Se anda un poco, y con peligro, sobre la estrecha meseta rocosa donde asienta el castillo. Y se pasa al torreón de la punta, una pequeña estancia que fue de dos pisos, picuda en su extremo, y puesta en una increíble situación sobre la también estrecha y altísima roca. Desde arriba se contempla, amable y limpio, el pueblo de Villel. A los pies de la alcazaba, el palacio de los marqueses, una vieja construcción en la que se combina el aspecto palaciego español, con la umbrosa entrada inglesa y el patio de fuentes, arcos y arrayanes a estilo moro. Un paraíso perdido que de vez en cuando recupera esta familia, que siglo tras siglo ha quedado prendida a este lugar.
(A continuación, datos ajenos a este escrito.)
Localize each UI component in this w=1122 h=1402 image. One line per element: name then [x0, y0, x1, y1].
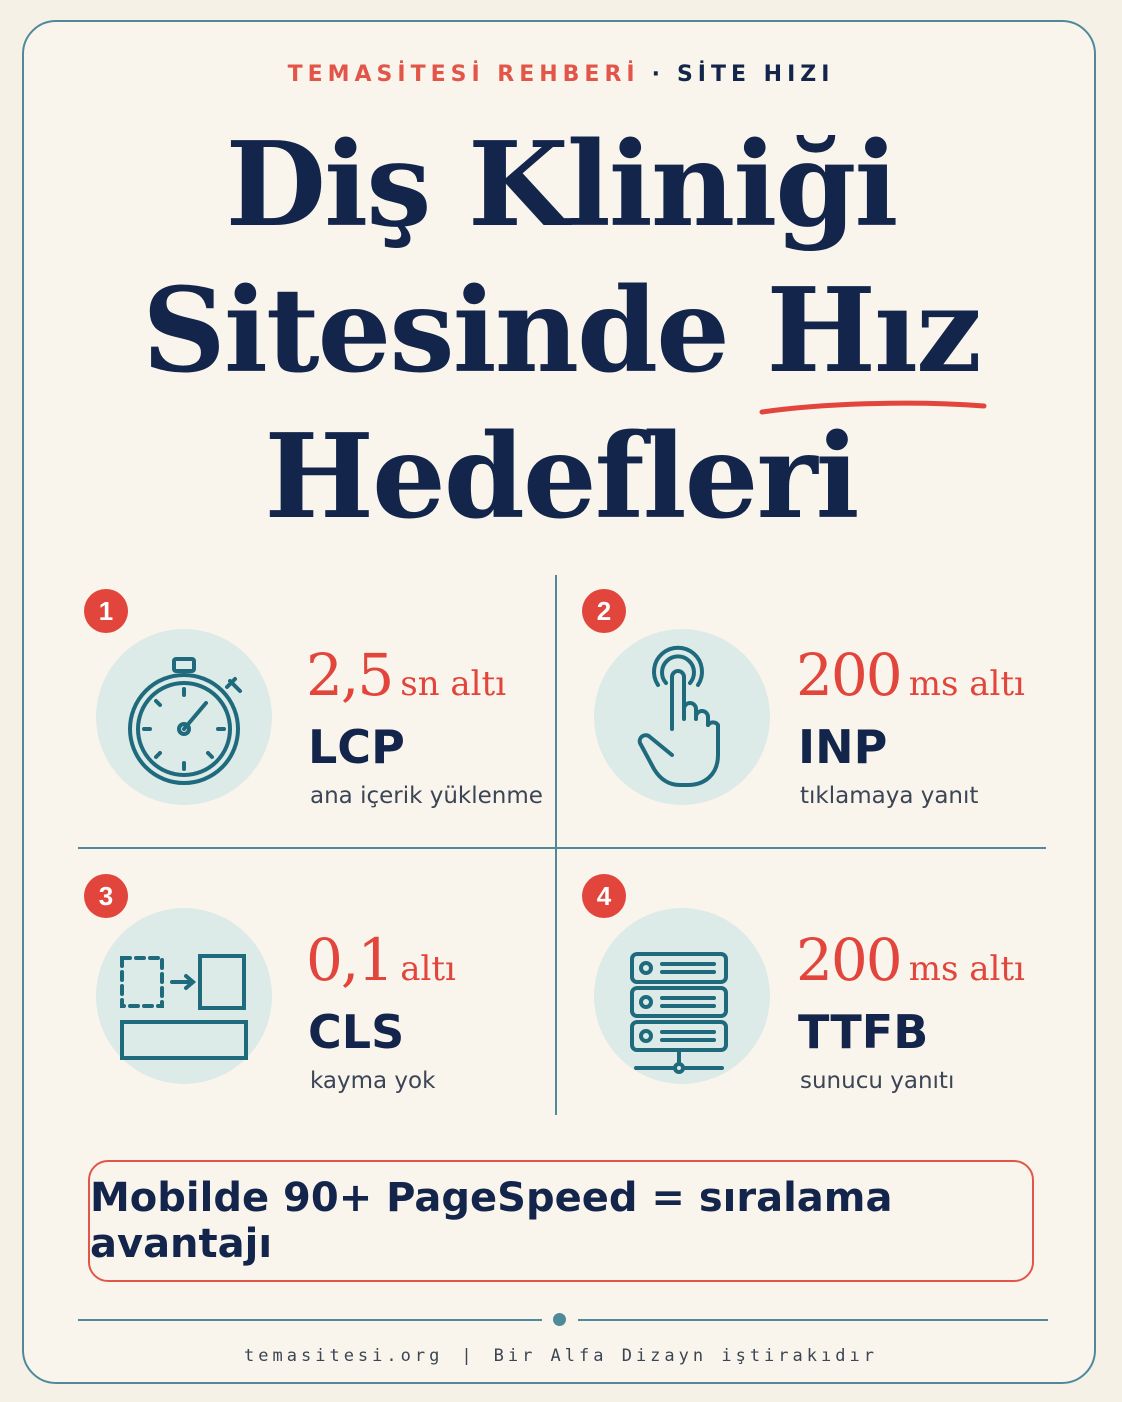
- callout-text: Mobilde 90+ PageSpeed = sıralama avantaj…: [90, 1175, 893, 1267]
- metric-icon-circle: [594, 908, 770, 1084]
- grid-horizontal-divider: [78, 847, 1046, 849]
- step-number-badge: 4: [582, 874, 626, 918]
- layout-shift-icon: [120, 954, 248, 1060]
- step-number-badge: 3: [84, 874, 128, 918]
- target-value: 200 ms altı: [796, 926, 1025, 994]
- page-title: Diş Kliniği Sitesinde Hız Hedefleri: [0, 112, 1122, 550]
- metric-description: tıklamaya yanıt: [800, 783, 979, 809]
- target-unit: altı: [400, 949, 456, 989]
- target-unit: ms altı: [908, 664, 1025, 704]
- title-line-3: Hedefleri: [264, 409, 859, 545]
- target-number: 200: [796, 926, 903, 994]
- step-number-badge: 1: [84, 589, 128, 633]
- callout-banner: Mobilde 90+ PageSpeed = sıralama avantaj…: [88, 1160, 1034, 1282]
- title-underline: [759, 400, 987, 415]
- target-unit: sn altı: [400, 664, 507, 704]
- title-line-1: Diş Kliniği: [225, 117, 899, 253]
- metric-card-lcp: 1 2,5 sn altı LCP ana: [80, 585, 550, 845]
- footer-note: Bir Alfa Dizayn iştirakıdır: [493, 1346, 878, 1366]
- brand-label: TEMASİTESİ REHBERİ: [287, 62, 640, 87]
- metric-icon-circle: [96, 629, 272, 805]
- metric-card-ttfb: 4 200 ms altı TTFB sunucu yanıtı: [578, 872, 1048, 1132]
- stopwatch-icon: [128, 657, 242, 785]
- step-number-badge: 2: [582, 589, 626, 633]
- target-unit: ms altı: [908, 949, 1025, 989]
- target-number: 0,1: [306, 926, 394, 994]
- tap-hand-icon: [637, 645, 720, 787]
- target-value: 0,1 altı: [306, 926, 456, 994]
- metric-name: INP: [798, 720, 888, 774]
- footer-site-link[interactable]: temasitesi.org: [244, 1346, 444, 1366]
- metric-icon-circle: [96, 908, 272, 1084]
- metric-name: TTFB: [798, 1005, 929, 1059]
- header-kicker: TEMASİTESİ REHBERİ · SİTE HIZI: [0, 62, 1122, 87]
- footer: temasitesi.org | Bir Alfa Dizayn iştirakıd…: [0, 1346, 1122, 1366]
- topic-label: SİTE HIZI: [676, 62, 835, 87]
- metric-description: ana içerik yüklenme: [310, 783, 543, 809]
- metric-description: kayma yok: [310, 1068, 436, 1094]
- metric-icon-circle: [594, 629, 770, 805]
- metric-description: sunucu yanıtı: [800, 1068, 955, 1094]
- kicker-separator: ·: [651, 62, 665, 87]
- target-number: 2,5: [306, 641, 394, 709]
- server-icon: [630, 952, 728, 1074]
- target-number: 200: [796, 641, 903, 709]
- metric-name: CLS: [308, 1005, 405, 1059]
- footer-rule-left: [78, 1319, 542, 1321]
- footer-separator: |: [461, 1346, 476, 1366]
- title-line-2: Sitesinde Hız: [142, 263, 982, 399]
- target-value: 2,5 sn altı: [306, 641, 506, 709]
- footer-dot: [553, 1313, 566, 1326]
- grid-vertical-divider: [555, 575, 557, 1115]
- metric-name: LCP: [308, 720, 405, 774]
- metric-card-inp: 2 200 ms altı INP tıklamaya yanıt: [578, 585, 1048, 845]
- metric-card-cls: 3 0,1 altı CLS kayma yok: [80, 872, 550, 1132]
- footer-rule-right: [578, 1319, 1048, 1321]
- target-value: 200 ms altı: [796, 641, 1025, 709]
El castillo de Villel fue de gran importancia en tiempos antiguos. Los árabes lo levantaron y luego, en la Edad Media, se hizo imprescindible para controlar el paso por este valle (en el que otras fortalezas, como la de Algar, Mochales y Establés, más el fuerte castillo del Mesa sobre el cerro de los Castilletes, se alzaban furibundas). Fueron los Funes, caballeros de Aragón, pero unas veces a servicio de su rey y otras del de Castilla, quienes controlaron este paso. Nadie allí recuerda su nombre, ni sus hazañas. Solo miran, como hace Francisco Sancho cuando sale de misa, a los que llegan, y les cuentan cuanto saben, y les ayudan a subir hasta la peña desde donde, como hicieron los viajeros aquel día, se ve la gloria del mundo, la belleza sin límites que en el horizonte verde y rocoso de este valle del Mesa nace para los ojos felices de los viajeros, que seguirán luego su ruta por otros caminos de Guadalajara.